Cornered tigers roar
The 1992 World Cup. held in Australia and New Zealand, saw many innovations that had appeared in the intervening period between the last tournament and the current one. Most of the 39 matches were day-night affairs, with players wearing coloured uniforms that had the players' names emblazoned on the back. For the first time, the balls used were white, and unlike today, there was a separate ball for each end to guard against the ball becoming too dirty and dark to spot in the night sky. Rules for the thirty yard fielding circle, introduced in the previous World Cup were refined; now only two fielders were allowed outside the circle during the first fifteen overs. After the fifteen overs, the old rule of four fielders inside the ring at all times applied.
Team-wise, the big change was that South Africa were allowed back to international after having been exiled for more than twenty years because of apartheid. That made nine teams in all, with Zimbabwe as the minnow. The format had also been tweaked; no groups, instead a league style playoff between the nine participating teams with the top four going through to the semis.
Pakistan's victory was possibly the most dramatic one of all Cup victories. This was not because they were underdogs -- they were one of the stronger teams in the tournament -- but that they seemed out of the tournament after losing four of their first five matches, having to rely on Australia beating West Indies in the later stages of the preliminary round to progress. At some stages, Pakistan's triumph seemed to be divinely ordained, like when rain saved them from certain elimination after being bowled out by England for 74.
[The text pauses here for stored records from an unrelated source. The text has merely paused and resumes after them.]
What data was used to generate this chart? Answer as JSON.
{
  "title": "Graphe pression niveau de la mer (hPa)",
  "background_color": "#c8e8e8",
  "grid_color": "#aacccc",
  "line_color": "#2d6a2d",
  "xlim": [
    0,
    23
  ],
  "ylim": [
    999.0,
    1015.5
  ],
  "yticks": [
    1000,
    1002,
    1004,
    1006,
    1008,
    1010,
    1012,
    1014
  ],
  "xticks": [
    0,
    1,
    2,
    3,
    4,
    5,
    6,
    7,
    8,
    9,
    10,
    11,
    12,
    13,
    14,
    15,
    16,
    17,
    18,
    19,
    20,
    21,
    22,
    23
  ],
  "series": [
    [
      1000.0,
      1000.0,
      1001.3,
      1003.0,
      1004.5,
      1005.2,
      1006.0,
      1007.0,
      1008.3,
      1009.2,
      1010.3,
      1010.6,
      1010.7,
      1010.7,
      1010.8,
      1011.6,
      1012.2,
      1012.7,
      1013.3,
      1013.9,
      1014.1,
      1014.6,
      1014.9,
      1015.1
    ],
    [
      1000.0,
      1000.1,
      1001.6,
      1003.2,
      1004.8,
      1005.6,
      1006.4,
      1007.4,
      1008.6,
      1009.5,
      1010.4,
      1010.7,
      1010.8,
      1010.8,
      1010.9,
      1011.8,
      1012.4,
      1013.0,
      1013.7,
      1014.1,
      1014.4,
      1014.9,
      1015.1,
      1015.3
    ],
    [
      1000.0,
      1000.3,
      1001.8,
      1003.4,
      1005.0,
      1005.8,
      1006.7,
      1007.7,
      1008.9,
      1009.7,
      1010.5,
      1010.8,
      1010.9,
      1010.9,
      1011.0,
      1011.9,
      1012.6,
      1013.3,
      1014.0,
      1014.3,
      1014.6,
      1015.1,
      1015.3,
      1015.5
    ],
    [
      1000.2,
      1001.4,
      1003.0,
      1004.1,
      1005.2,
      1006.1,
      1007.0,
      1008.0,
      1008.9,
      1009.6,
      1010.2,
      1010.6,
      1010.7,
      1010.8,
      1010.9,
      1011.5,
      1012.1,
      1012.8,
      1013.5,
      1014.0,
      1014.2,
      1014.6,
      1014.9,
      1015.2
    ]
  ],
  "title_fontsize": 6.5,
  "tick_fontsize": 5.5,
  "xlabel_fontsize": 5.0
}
As poorly as they started, Pakistan played aggressive and eye-catching cricket to lift the Cup, gaining momentum during the latter stages of the tournament. The turning point was Imran Khan rousing his team's inner fire by urging them to take on the stance and response of the cornered tiger.
Their mercurial nature aside, the squad had the personnel to beat anyone on their day. The redoubtable Imran Khan was probably the only one with the strength of personality required to forge a cohesive unit out of some talented but volatile individuals. Rameez Raja and Aamer Sohail were the opening batsman. Rameez was a dependable and stylish player, particularly strong on the leg side. He scored two centuries, including the highest score of the tournament, an unbeaten 119 against New Zealand at Christchurch..The hot-headed Aamer also scored a century against Zimbabwe at Hobart. Both of them were among the top ten run-getters for the tournament.
The middle order consisted of the great streetfighter Javed Miandad, the talented Saleem Malik, a young Ijaz Ahmed who was useful with the bat and brilliant on the field, and an unknown player called Inzamam ul Haq, who served notice of his talent with a 37-ball 60 against New Zealand in the semis to take Pakistan through to the finals.
Imran Khan slotted in at the allrounder's position, but he was good enough with the willow to bat as high as number three, which he did with great success in the semifinal and final, scoring 44 and an unbeaten 72 respectively.
The bowling was possibly the most balanced of the tournament. Wasim Akram and Aaqib Javed provided striking power at the start of the innings. Wasim turned in a man-of-the-match performance in the finals, bowling Allan Lamb and Chris Lewis of England off successive deliveries that swung prodigiously to rattle the stumps. He also equalled the record for the highest wickets taken in a World Cup with 18. Mushtaq Ahmed, the mesmerising leg-spinner, who also played a crucial part in the final with three wickets, was the slow bowler of choice. Imran Khan, who no longer had the pace that made him such a fearsome prospect a few years ago, still had enough experience to keep things tight. Aamir Sohail's part time left arm spin was also good enough for him to support the main bowlers and in some matches, including the final, he even bowled his full quota.
After qualifying for the semis by the skin of their teeth, Pakistan did not look back, and under the lights at the MCG on 25 March, they became World Champions, beating third-time finalists England by 22 runs.